Shu Jia’s lab combines microfluidics with super-resolution microscopy to create a revolutionary new imaging system
Illustration of super-resolution optofluidic scanning microscopy, which allows for imaging of living cells in flow. (Illustration Courtesy: Shu Jia)
By Zoe Elledge
For the first time, a microscopy system has been able to demonstrate super-resolution imaging of living cells in flow.

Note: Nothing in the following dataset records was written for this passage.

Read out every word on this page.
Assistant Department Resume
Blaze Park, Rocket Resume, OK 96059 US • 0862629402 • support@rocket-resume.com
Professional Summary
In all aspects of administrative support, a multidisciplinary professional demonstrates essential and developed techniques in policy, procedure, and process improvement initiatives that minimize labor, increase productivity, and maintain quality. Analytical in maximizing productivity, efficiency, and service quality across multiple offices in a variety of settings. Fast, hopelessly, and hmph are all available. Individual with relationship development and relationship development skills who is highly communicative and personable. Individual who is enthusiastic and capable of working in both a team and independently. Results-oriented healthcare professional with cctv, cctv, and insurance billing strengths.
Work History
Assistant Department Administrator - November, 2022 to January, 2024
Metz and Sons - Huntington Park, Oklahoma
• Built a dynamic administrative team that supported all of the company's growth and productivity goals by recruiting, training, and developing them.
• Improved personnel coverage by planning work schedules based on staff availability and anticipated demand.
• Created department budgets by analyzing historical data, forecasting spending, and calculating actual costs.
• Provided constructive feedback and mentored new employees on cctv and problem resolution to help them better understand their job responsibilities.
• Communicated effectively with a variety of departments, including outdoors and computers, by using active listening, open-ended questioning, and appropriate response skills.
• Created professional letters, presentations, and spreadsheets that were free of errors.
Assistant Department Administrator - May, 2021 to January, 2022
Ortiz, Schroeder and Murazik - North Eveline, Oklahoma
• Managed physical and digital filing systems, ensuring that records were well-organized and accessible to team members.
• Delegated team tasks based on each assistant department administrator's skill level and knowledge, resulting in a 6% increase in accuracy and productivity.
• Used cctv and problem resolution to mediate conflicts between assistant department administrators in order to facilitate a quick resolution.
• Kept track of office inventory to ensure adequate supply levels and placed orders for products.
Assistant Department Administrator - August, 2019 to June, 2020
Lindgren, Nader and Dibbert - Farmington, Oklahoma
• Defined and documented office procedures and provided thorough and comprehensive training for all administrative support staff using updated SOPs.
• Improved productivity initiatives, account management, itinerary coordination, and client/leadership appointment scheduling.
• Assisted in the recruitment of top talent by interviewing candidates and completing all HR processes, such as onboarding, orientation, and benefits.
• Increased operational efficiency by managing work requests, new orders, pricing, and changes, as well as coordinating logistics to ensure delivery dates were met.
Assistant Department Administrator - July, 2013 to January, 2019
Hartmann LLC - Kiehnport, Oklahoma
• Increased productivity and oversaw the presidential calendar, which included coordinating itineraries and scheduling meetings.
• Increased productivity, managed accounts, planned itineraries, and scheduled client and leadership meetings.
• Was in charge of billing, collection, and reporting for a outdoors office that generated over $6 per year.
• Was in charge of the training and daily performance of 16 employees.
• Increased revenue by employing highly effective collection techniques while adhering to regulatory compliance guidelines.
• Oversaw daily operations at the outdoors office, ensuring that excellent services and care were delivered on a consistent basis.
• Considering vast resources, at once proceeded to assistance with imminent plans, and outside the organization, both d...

Walter H. Coulter Department of Biomedical Engineering Assistant Professor Shu Jia, along with his Laboratory for Systems Biophotonics, recently introduced their super-resolution optofluidic scanning microscopy system (OSM). It can view sub-diffraction-limit details of flowing cells and includes a high-quality microscope, a microfluidic system, and a micro lens array. These elements combine to create a grid of light spots that illuminate the sample inside a microfluidic channel.
Current microscopy technologies often sacrifice high-resolution images for a high throughput rate — the number of cells moving through the system to be analyzed. These systems need to stop the flow of cellular material in order to obtain a high-resolution image and therefore disturb the throughput rate. The flaws inherent in the current systems pose problems to researchers who need to analyze a large number of samples and want to take high-resolution images continuously. Jia’s new OSM system provides users the ability to do both.
“When you want to look at a cell, much of its organelles and structures are smaller than the conventional limit of the microscopes,” Jia said. “You want to have a higher resolution so that you can resolve finer structures. We’re trying to provide a system that can generate super-resolution images of the cells in flow so that you can learn more information from the cells and glean more biological insights.”
Jia and his team described their optofluidic scanning microscopy technology in the Royal Society of Chemistry journal Lab on a Chip. Their study appeared on the back cover of the third issue for 2021.
The OSM system illuminates the flowing sample in a pattern called multi-focal excitation, which provides super-resolution images of the sample and allows the team to extract even more information during analysis. Multi-focal excitation allows the system to take images without disrupting the flow of samples and makes it a revolutionary addition to the field of microscopy.
Another unique feature of the OSM is its platform accessibility, which is currently a topic of concern in the field of super-resolution microscopy. Jia’s lab created OSM to be compatible with various types of devices and samples so that its use can be broad and interdisciplinary.
“Just like a regular microscope, a lab can use it to image any sample it needs,” said Biagio Mandracchia, the paper’s first author and a postdoctoral fellow who works in Jia’s lab. “It offers a variety of opportunities for different disciplines and levels of research.”
Looking forward, OSM could be applied to fundamental biology studies, providing super-resolution images of large cellular populations and the individual organelles within a single cell. It could also be used to analyze tissue samples in biopsies. Jia said the technology could be used in preclinical and clinical studies, offering large amounts of diagnostic information faster.
“Our technique is simple, so we expect to see it used by physicians for obtaining diagnostics and analyzing samples, which will potentially have a large impact in both fundamental and clinical research,” he said.